En l’occurrence, ces circonstances résultaient de la situation financière de la société brésilienne Varig. Mais, selon le Tribunal, il ne pouvait être reproché à Opodo d’avoir commercialisé des billets sur cette compagnie dès lors que, si au moment de leur émission, cette société était déjà en redressement judiciaire, toujours est-il qu’elle était membre de l’association IATA qui assure le contrôle de la fiabilité des compagnies aériennes, en sorte qu’elle présentait des garanties suffisantes.

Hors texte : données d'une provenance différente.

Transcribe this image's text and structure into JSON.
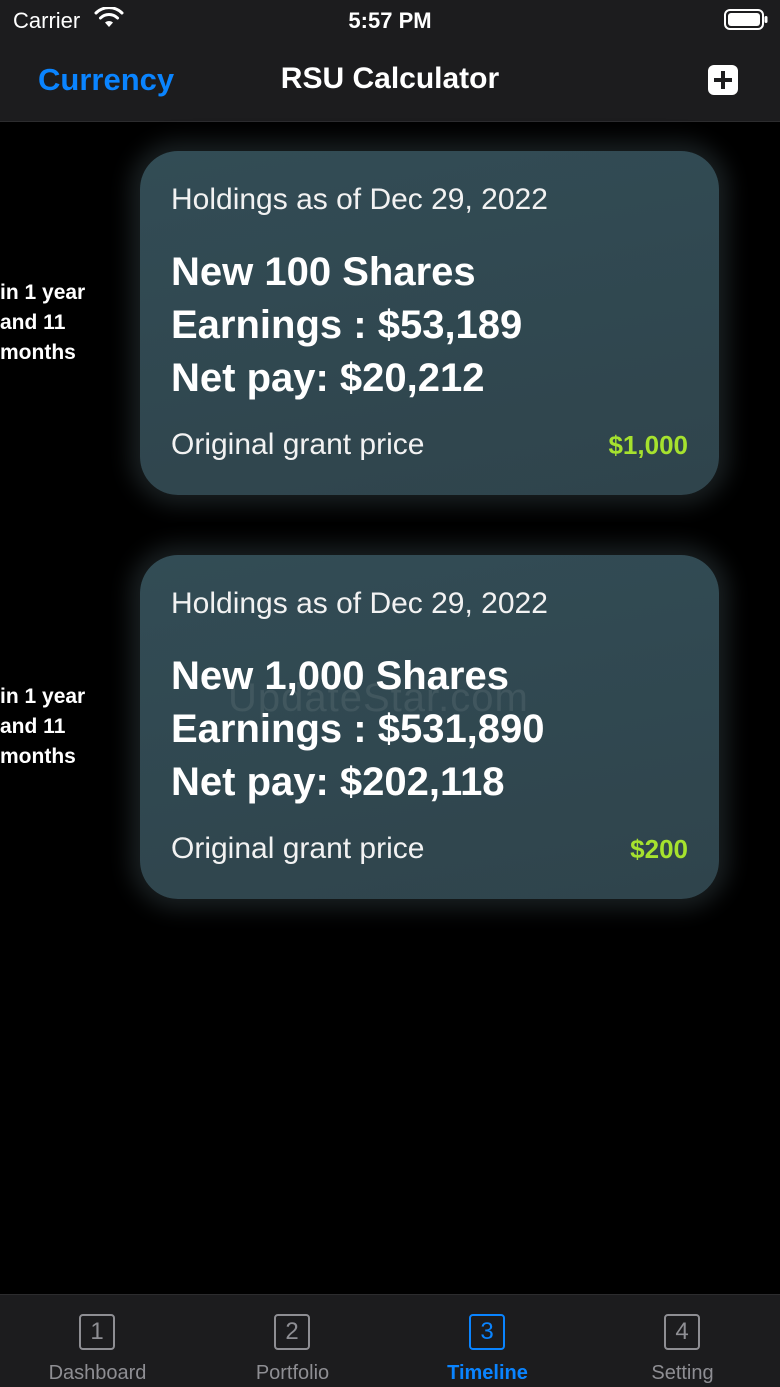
{
  "status_bar": {
    "carrier": "Carrier",
    "time": "5:57 PM"
  },
  "nav": {
    "left_label": "Currency",
    "title": "RSU Calculator",
    "right_icon": "plus-square-icon"
  },
  "entries": [
    {
      "time_label": "in 1 year and 11 months",
      "holdings": "Holdings as of Dec 29, 2022",
      "shares": "New 100 Shares",
      "earnings": "Earnings : $53,189",
      "net_pay": "Net pay: $20,212",
      "grant_label": "Original grant price",
      "grant_value": "$1,000"
    },
    {
      "time_label": "in 1 year and 11 months",
      "holdings": "Holdings as of Dec 29, 2022",
      "shares": "New 1,000 Shares",
      "earnings": "Earnings : $531,890",
      "net_pay": "Net pay: $202,118",
      "grant_label": "Original grant price",
      "grant_value": "$200"
    }
  ],
  "watermark": "UpdateStar.com",
  "tabs": [
    {
      "number": "1",
      "label": "Dashboard"
    },
    {
      "number": "2",
      "label": "Portfolio"
    },
    {
      "number": "3",
      "label": "Timeline",
      "active": true
    },
    {
      "number": "4",
      "label": "Setting"
    }
  ],
  "colors": {
    "accent": "#0a84ff",
    "grant_value": "#a6e22e",
    "card": "#324c55",
    "bar_background": "#1c1c1e"
  }
}
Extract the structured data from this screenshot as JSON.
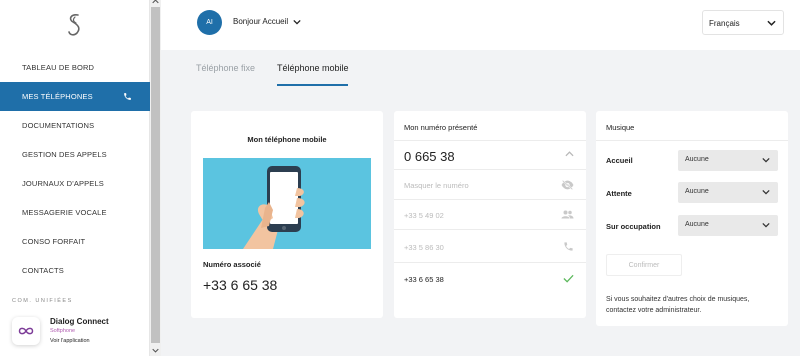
{
  "sidebar": {
    "items": [
      {
        "label": "TABLEAU DE BORD",
        "active": false
      },
      {
        "label": "MES TÉLÉPHONES",
        "active": true,
        "icon": "phone-icon"
      },
      {
        "label": "DOCUMENTATIONS",
        "active": false
      },
      {
        "label": "GESTION DES APPELS",
        "active": false
      },
      {
        "label": "JOURNAUX D'APPELS",
        "active": false
      },
      {
        "label": "MESSAGERIE VOCALE",
        "active": false
      },
      {
        "label": "CONSO FORFAIT",
        "active": false
      },
      {
        "label": "CONTACTS",
        "active": false
      }
    ],
    "section_label": "COM. UNIFIÉES",
    "app": {
      "title": "Dialog Connect",
      "subtitle": "Softphone",
      "link": "Voir l'application",
      "icon": "infinity-icon"
    }
  },
  "header": {
    "avatar_initials": "AI",
    "user_name": "Bonjour Accueil",
    "language": "Français"
  },
  "tabs": [
    {
      "label": "Téléphone fixe",
      "active": false
    },
    {
      "label": "Téléphone mobile",
      "active": true
    }
  ],
  "mobile_card": {
    "title": "Mon téléphone mobile",
    "associated_label": "Numéro associé",
    "associated_number": "+33 6 65 38"
  },
  "presented_card": {
    "title": "Mon numéro présenté",
    "selected_number": "0 665 38",
    "options": [
      {
        "label": "Masquer le numéro",
        "icon": "eye-slash-icon"
      },
      {
        "label": "+33 5 49 02",
        "icon": "group-icon"
      },
      {
        "label": "+33 5 86 30",
        "icon": "phone-icon"
      },
      {
        "label": "+33 6 65 38",
        "icon": "check-icon",
        "selected": true
      }
    ]
  },
  "music_card": {
    "title": "Musique",
    "rows": [
      {
        "label": "Accueil",
        "value": "Aucune"
      },
      {
        "label": "Attente",
        "value": "Aucune"
      },
      {
        "label": "Sur occupation",
        "value": "Aucune"
      }
    ],
    "confirm_label": "Confirmer",
    "note": "Si vous souhaitez d'autres choix de musiques, contactez votre administrateur."
  },
  "colors": {
    "accent": "#1f6fa9",
    "check": "#5cb85c",
    "illustration_bg": "#5bc4e0"
  }
}
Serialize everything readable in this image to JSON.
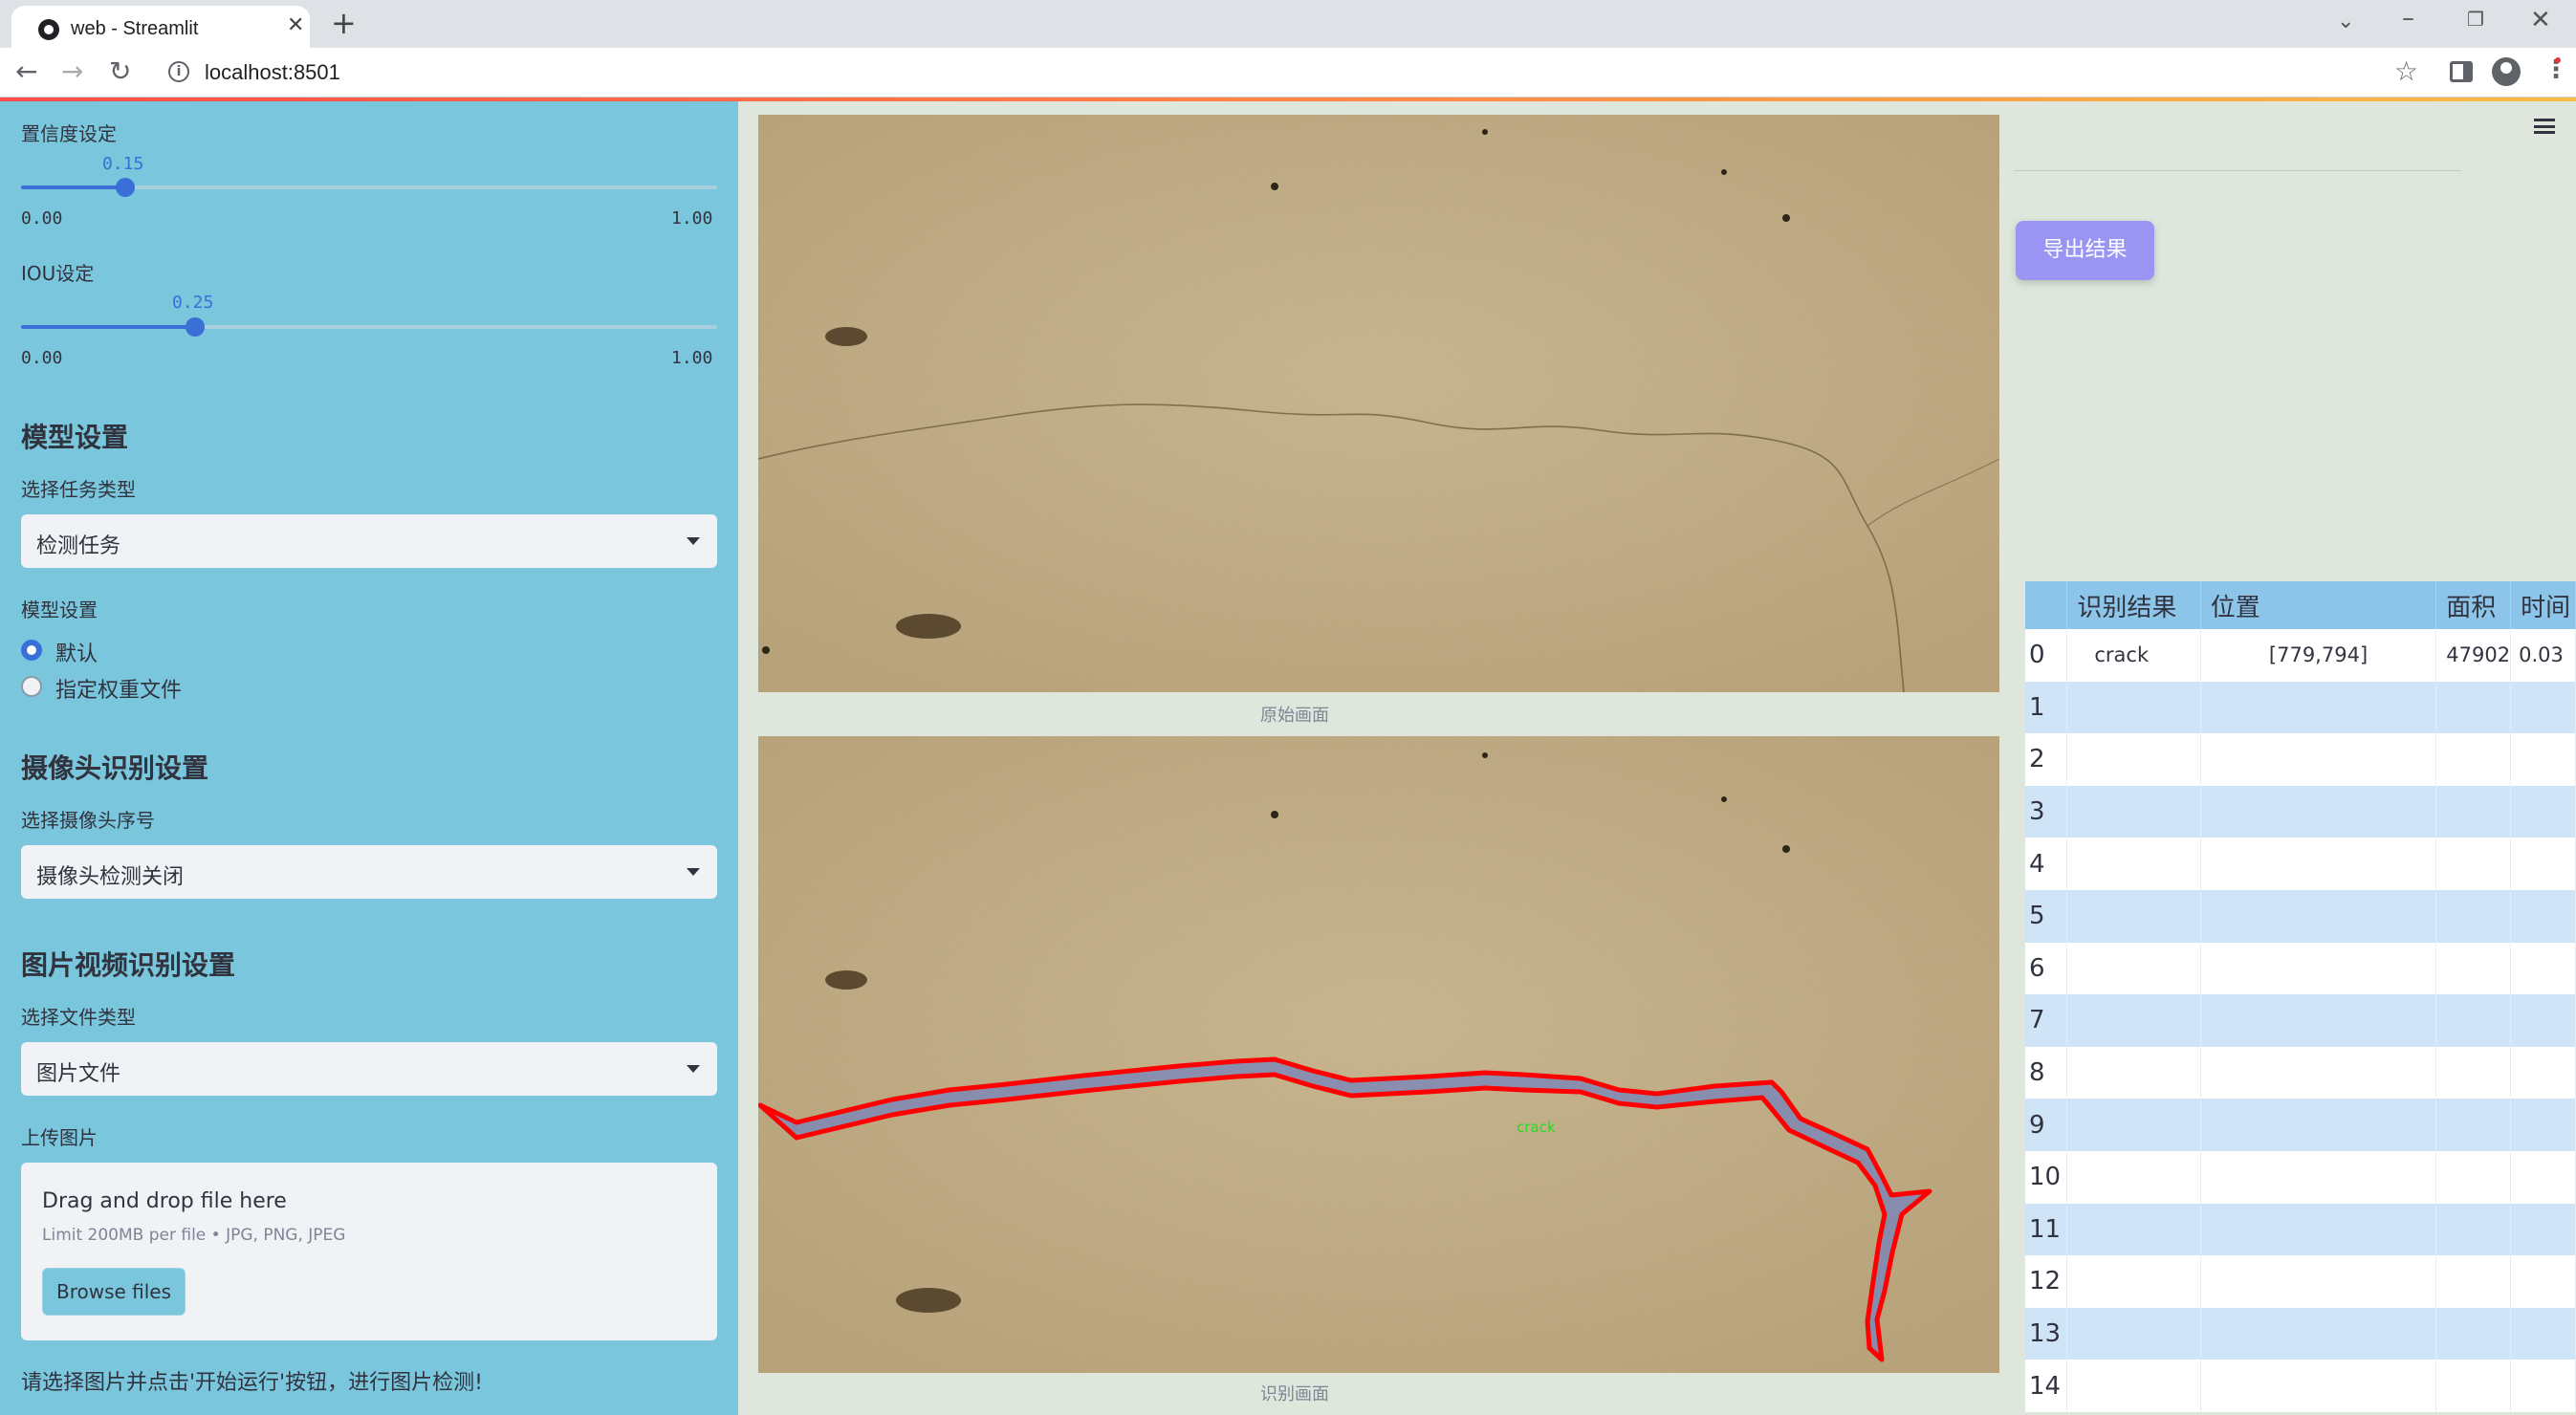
{
  "browser": {
    "tab_title": "web - Streamlit",
    "url": "localhost:8501"
  },
  "sidebar": {
    "confidence_label": "置信度设定",
    "confidence_value": "0.15",
    "confidence_level": 0.15,
    "confidence_min": "0.00",
    "confidence_max": "1.00",
    "iou_label": "IOU设定",
    "iou_value": "0.25",
    "iou_level": 0.25,
    "iou_min": "0.00",
    "iou_max": "1.00",
    "model_heading": "模型设置",
    "task_type_label": "选择任务类型",
    "task_type_value": "检测任务",
    "model_label": "模型设置",
    "model_options": [
      "默认",
      "指定权重文件"
    ],
    "camera_heading": "摄像头识别设置",
    "camera_label": "选择摄像头序号",
    "camera_value": "摄像头检测关闭",
    "media_heading": "图片视频识别设置",
    "file_type_label": "选择文件类型",
    "file_type_value": "图片文件",
    "upload_label": "上传图片",
    "upload_title": "Drag and drop file here",
    "upload_limit": "Limit 200MB per file • JPG, PNG, JPEG",
    "browse_label": "Browse files",
    "footer_text": "请选择图片并点击'开始运行'按钮，进行图片检测!"
  },
  "main": {
    "original_caption": "原始画面",
    "result_caption": "识别画面",
    "detection_label": "crack",
    "export_label": "导出结果"
  },
  "table": {
    "columns": [
      "",
      "识别结果",
      "位置",
      "面积",
      "时间"
    ],
    "rows": [
      [
        "0",
        "crack",
        "[779,794]",
        "47902",
        "0.03"
      ],
      [
        "1",
        "",
        "",
        "",
        ""
      ],
      [
        "2",
        "",
        "",
        "",
        ""
      ],
      [
        "3",
        "",
        "",
        "",
        ""
      ],
      [
        "4",
        "",
        "",
        "",
        ""
      ],
      [
        "5",
        "",
        "",
        "",
        ""
      ],
      [
        "6",
        "",
        "",
        "",
        ""
      ],
      [
        "7",
        "",
        "",
        "",
        ""
      ],
      [
        "8",
        "",
        "",
        "",
        ""
      ],
      [
        "9",
        "",
        "",
        "",
        ""
      ],
      [
        "10",
        "",
        "",
        "",
        ""
      ],
      [
        "11",
        "",
        "",
        "",
        ""
      ],
      [
        "12",
        "",
        "",
        "",
        ""
      ],
      [
        "13",
        "",
        "",
        "",
        ""
      ],
      [
        "14",
        "",
        "",
        "",
        ""
      ]
    ]
  },
  "colors": {
    "sidebar_bg": "#7ac6dc",
    "main_bg": "#dfe7dc",
    "accent": "#3a6fd8",
    "export_button": "#9a94f2",
    "detection_outline": "#ff0000",
    "detection_fill": "#7b86b8",
    "detection_label": "#22dd22"
  }
}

Le Tribunal a tout de même fait droit aux prétentions des demandeurs à l’égard de la société brésilienne : « la Varig [ayant] annulé ses vols des 16 juillet 2006 et 23 août 2006 Paris / Lima via Sao Paulo sur lesquels la famille [du demandeur] devait voyager, sans pouvoir lui offrir une solution de remplacement équivalente, elle a engagé sa responsabilité à ce titre sur le fondement de l’article 1147 du Code civil ».

Cependant, cette société étant en liquidation judiciaire, il est peu probable que les demandeurs obtiennent quoi que ce soit au final.

Summary in English: according to a judgment from the Paris Court of 25 November 2008, an online travel agency is not automatically liable for the cancellation of flights towards the consumers if it has not personally committed any breach of contract. Before this decision, there was a debate on the nature of the liability of online travel agencies. Now it has been ruled that the automatic liability of online professionals towards consumers set forth by the French Electronic Commerce Act of 21 June 2004 does not concern online travel agencies that distribute flight tickets, because of specific provisions in the field of tourism. As a consequence, in this case, the consumer can only seek for damages against the flight company.